I often use this in various projects. I find it very useful. Thought I'd share to see if others find it useful.
Running something forever
Suppose you have some command that you want to run a lot. One way is to do this:
$ ./manage.py run-some-command && \ ./manage.py run-some-command && \ ./manage.py run-some-command && \ ./manage.py run-some-command && \ ./manage.py run-some-command && \ ./manage.py run-some-command && \ ./manage.py run-some-command && \ ./manage.py run-some-command && \ ./manage.py run-some-command && \ ./manage.py run-some-command
That runs the command 10 times. Clunky but effective.
Another alternative is to hijack the watch
command. By default it waits 2 seconds between each run but if the command takes longer than 2 seconds, it'll just wait. Running...
$ watch ./manage.py run-some-command
Is almost the same as running...:
$ clear && sleep 2 && ./manage.py run-some-command && \ clear && sleep 2 && ./manage.py run-some-command && \ clear && sleep 2 && ./manage.py run-some-command && \ clear && sleep 2 && ./manage.py run-some-command && \ clear && sleep 2 && ./manage.py run-some-command && \ clear && sleep 2 && ./manage.py run-some-command && \ ... ...forever until you Ctrl-C it...
But that's clunky too because you might not want it to clear the screen between each run and you get an un-necessary delay between each run.
The biggest problem is that with using watch
or copy-n-paste the command many times with &&
between is that if you need to stop it you have to Ctrl-C
and that might kill the command at a precious time.
A better solution
The important thing is that if you want to stop the command repeater, is that it gets to finish what it's working on at the moment.
Here's a great and simple solution:
#!/usr/bin/env bash
set -eo pipefail
_stopnow() {
test -f stopnow && echo "Stopping!" && rm stopnow && exit 0 || return 0
}
while true
do
_stopnow
# Below here, you put in your command you want to run:
./manage.py run-some-command
done
Save that file as run-forever.sh
and now you can do this:
$ bash run-forever.sh
It'll sit there and do its thing over and over. If you want to stop it (from another terminal):
$ touch stopnow
(the file stopnow
will be deleted after it's spotted once)
Getting fancy
Instead of taking this bash script and editing it every time you need it to run a different command you can make it a globally available command.
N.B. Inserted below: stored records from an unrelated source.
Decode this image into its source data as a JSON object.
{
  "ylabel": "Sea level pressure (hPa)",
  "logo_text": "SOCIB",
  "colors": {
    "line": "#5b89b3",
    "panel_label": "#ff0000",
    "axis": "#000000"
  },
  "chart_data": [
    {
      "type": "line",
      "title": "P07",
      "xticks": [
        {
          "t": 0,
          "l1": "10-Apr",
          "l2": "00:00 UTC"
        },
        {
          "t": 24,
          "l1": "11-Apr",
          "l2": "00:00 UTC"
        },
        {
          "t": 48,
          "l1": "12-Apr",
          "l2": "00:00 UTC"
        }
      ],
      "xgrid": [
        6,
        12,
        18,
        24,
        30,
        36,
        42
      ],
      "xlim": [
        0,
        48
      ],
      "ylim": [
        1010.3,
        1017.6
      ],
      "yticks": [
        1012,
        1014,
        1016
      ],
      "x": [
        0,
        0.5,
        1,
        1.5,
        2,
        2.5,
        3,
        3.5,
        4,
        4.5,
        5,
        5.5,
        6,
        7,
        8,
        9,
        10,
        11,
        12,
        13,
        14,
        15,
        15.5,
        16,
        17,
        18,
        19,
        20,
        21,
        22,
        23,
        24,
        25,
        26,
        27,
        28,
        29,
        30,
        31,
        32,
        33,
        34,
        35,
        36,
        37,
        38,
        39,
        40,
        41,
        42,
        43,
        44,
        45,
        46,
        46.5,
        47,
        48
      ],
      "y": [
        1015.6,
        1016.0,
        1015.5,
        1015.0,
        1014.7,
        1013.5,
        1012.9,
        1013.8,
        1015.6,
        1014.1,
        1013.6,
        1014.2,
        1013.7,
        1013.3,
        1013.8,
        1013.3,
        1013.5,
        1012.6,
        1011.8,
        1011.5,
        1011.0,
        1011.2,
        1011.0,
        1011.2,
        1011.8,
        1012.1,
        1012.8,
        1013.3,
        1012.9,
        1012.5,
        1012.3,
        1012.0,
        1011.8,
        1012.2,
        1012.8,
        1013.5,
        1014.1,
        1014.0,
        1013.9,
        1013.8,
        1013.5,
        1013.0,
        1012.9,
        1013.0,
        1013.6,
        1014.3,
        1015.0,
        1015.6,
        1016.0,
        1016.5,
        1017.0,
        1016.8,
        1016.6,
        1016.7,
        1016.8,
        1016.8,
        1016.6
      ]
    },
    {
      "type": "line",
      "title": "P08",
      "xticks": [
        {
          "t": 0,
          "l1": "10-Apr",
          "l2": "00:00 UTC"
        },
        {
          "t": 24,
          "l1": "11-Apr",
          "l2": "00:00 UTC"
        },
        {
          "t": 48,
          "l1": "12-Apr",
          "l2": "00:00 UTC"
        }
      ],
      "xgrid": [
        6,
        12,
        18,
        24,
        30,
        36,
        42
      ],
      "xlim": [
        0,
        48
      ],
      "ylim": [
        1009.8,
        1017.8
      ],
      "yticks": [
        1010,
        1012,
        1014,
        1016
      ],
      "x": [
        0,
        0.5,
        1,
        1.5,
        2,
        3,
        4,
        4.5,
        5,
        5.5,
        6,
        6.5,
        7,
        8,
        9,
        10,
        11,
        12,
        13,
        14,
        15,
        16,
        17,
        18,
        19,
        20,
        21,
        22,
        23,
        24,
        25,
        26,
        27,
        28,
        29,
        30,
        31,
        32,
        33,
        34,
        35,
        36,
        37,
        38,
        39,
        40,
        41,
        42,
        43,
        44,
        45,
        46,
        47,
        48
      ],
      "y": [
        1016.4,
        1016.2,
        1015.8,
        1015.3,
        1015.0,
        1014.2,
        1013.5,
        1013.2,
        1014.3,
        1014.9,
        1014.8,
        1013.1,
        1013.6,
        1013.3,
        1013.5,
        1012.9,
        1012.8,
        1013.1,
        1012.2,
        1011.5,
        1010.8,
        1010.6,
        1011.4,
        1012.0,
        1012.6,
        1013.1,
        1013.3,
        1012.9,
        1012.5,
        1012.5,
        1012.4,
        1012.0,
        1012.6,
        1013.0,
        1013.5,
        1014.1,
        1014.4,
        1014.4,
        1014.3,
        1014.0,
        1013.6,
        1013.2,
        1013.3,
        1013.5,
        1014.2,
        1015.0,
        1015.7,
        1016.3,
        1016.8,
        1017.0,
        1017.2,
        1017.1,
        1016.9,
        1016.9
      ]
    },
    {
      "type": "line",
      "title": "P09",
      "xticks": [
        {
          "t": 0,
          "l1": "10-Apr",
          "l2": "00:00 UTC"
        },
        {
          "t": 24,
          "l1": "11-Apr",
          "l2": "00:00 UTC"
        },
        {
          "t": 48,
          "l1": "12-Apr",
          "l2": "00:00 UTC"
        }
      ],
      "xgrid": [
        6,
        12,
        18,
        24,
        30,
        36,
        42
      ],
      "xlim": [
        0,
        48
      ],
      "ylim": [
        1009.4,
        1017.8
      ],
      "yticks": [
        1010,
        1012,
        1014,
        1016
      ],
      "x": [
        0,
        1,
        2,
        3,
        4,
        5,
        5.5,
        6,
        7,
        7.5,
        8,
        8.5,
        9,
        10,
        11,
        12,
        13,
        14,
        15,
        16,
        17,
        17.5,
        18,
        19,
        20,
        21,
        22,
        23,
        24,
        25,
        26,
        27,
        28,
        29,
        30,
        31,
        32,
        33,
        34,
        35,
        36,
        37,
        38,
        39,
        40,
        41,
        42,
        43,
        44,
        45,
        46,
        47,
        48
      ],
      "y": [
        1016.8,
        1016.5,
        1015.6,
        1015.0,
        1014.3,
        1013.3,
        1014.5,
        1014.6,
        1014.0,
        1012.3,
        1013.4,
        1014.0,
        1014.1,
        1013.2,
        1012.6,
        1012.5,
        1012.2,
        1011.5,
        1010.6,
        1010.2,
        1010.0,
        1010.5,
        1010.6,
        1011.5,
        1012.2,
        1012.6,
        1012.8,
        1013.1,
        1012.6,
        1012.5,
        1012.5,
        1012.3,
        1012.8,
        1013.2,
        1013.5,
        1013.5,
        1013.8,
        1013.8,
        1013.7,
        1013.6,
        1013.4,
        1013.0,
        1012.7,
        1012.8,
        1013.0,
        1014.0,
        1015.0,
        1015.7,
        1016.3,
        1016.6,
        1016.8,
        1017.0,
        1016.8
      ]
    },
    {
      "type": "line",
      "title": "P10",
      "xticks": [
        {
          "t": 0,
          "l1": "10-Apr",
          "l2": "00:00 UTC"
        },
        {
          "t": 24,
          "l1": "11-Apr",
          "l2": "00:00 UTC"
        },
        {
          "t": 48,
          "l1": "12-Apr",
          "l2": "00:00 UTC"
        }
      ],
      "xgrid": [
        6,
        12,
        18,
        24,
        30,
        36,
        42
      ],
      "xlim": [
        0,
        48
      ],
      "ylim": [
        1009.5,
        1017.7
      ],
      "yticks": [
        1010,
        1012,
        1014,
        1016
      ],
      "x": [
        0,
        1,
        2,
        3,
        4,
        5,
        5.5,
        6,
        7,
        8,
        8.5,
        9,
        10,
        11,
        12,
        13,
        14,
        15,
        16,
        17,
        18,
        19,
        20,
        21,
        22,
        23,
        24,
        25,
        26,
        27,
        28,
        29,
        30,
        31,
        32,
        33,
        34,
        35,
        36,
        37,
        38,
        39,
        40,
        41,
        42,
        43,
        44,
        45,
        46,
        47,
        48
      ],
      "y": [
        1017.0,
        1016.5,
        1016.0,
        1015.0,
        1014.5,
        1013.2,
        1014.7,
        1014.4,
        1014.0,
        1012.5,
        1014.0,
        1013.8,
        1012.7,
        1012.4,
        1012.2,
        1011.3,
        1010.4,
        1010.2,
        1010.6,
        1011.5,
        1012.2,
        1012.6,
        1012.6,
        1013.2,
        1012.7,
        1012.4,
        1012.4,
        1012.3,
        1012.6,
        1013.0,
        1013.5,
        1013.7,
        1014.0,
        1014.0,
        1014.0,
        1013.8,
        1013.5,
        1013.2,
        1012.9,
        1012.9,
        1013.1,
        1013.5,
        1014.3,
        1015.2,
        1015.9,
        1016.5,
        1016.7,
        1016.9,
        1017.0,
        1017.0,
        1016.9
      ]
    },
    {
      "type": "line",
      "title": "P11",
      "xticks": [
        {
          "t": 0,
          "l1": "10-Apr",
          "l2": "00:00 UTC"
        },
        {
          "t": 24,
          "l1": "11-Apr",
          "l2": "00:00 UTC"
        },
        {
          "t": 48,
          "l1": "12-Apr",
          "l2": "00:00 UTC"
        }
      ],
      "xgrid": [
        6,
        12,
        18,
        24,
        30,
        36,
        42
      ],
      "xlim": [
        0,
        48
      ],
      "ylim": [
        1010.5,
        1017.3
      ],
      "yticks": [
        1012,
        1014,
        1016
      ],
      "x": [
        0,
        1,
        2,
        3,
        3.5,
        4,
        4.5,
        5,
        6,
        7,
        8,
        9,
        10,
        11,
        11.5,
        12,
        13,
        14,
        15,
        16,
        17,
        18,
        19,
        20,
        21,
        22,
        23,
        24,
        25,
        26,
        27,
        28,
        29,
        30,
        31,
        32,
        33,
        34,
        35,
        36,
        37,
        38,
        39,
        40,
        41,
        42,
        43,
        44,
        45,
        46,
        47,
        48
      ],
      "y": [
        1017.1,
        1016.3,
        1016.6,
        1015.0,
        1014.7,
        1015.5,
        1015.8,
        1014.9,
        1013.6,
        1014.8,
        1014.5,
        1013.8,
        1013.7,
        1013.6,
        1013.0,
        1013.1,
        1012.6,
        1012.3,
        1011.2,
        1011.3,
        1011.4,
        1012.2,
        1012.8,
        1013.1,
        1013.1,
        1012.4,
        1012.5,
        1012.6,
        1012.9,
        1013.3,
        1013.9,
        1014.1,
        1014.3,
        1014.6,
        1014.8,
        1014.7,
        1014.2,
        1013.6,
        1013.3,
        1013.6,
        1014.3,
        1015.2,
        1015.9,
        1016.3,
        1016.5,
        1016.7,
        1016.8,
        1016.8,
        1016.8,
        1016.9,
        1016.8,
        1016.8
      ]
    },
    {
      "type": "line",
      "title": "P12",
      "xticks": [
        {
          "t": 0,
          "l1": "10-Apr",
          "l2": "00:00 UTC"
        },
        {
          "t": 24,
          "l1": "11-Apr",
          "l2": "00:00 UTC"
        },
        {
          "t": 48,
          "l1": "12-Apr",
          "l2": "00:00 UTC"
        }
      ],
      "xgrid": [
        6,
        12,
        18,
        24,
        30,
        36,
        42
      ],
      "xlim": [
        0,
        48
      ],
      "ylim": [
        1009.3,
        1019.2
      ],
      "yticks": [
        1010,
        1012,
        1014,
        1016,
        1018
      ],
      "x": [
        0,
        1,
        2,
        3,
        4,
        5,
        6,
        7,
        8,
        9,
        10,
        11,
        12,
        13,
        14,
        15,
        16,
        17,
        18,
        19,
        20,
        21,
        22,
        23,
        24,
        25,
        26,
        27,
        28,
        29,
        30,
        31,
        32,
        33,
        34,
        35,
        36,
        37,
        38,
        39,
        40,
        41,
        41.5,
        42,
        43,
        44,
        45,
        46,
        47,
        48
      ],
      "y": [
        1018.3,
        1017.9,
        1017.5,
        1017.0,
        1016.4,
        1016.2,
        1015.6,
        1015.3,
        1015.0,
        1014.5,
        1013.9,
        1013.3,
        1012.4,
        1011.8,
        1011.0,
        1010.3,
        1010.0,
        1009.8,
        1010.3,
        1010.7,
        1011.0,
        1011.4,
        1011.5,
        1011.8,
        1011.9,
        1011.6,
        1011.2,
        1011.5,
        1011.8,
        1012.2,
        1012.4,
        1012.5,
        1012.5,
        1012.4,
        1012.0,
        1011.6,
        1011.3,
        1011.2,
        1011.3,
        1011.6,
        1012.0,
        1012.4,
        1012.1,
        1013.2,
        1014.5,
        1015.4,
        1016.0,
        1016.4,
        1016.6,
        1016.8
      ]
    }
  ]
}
Here's how I do it:
#!/usr/bin/env bash
set -eo pipefail
count=0
_stopnow() {
count="$(($count+1))"
test -f stopnow && \
echo "Stopping after $count iterations!" && \
rm stopnow && exit 0 || return 0
}
control_c()
# run if user hits control-c
{
echo "Managed to do $count iterations"
exit $?
}
# trap keyboard interrupt (control-c)
trap control_c SIGINT
echo "To stop this forever loop created a file called stopnow."
echo "E.g: touch stopnow"
echo ""
echo "Now going to run '$@' forever"
echo ""
while true
do
_stopnow
eval $@
# Do this in case you accidentally pass an argument
# that finishes too quickly.
sleep 1
done
Put this file in ~/bin/run-forever.sh
and chmod +x ~/bin/run-forever.sh
.
Now you can do this:
$ run-forever.sh ./manage.py run-some-command
If the command you want to run, forever, requires an operator you have to wrap everything in single quotation marks. For example:
$ run-forever.sh './manage.py run-some-command && echo "Cooling CPUs..." && sleep 10'
Comments
Post your own commentHow about just making a script file, 'foo.sh' and put in it some function to perform 'echo foo foo', then next line ./foo.sh to rerun the same script. It would run forever, no? Or until break is pressed.
Like so:
###
echo foo foo
./foo.sh
###
But, wouldn't that require you to create a script specifically for "foo" (e.g. foo.sh) and then when you have to do "bar" you have to create another script called bar.sh.
What's the advantage of the control_c() function over just letting control C do what it does regularly? Won't it still have the possibility that it "might kill the command at a precious time"?
Isn't it to be able to do that last on-exit message about how many iterations it managed to do?
thanks for this! just what i was looking for; handy script
Doesn't work for me. I can CTRL + C and it doesn't re-run the .py script if it throws an error.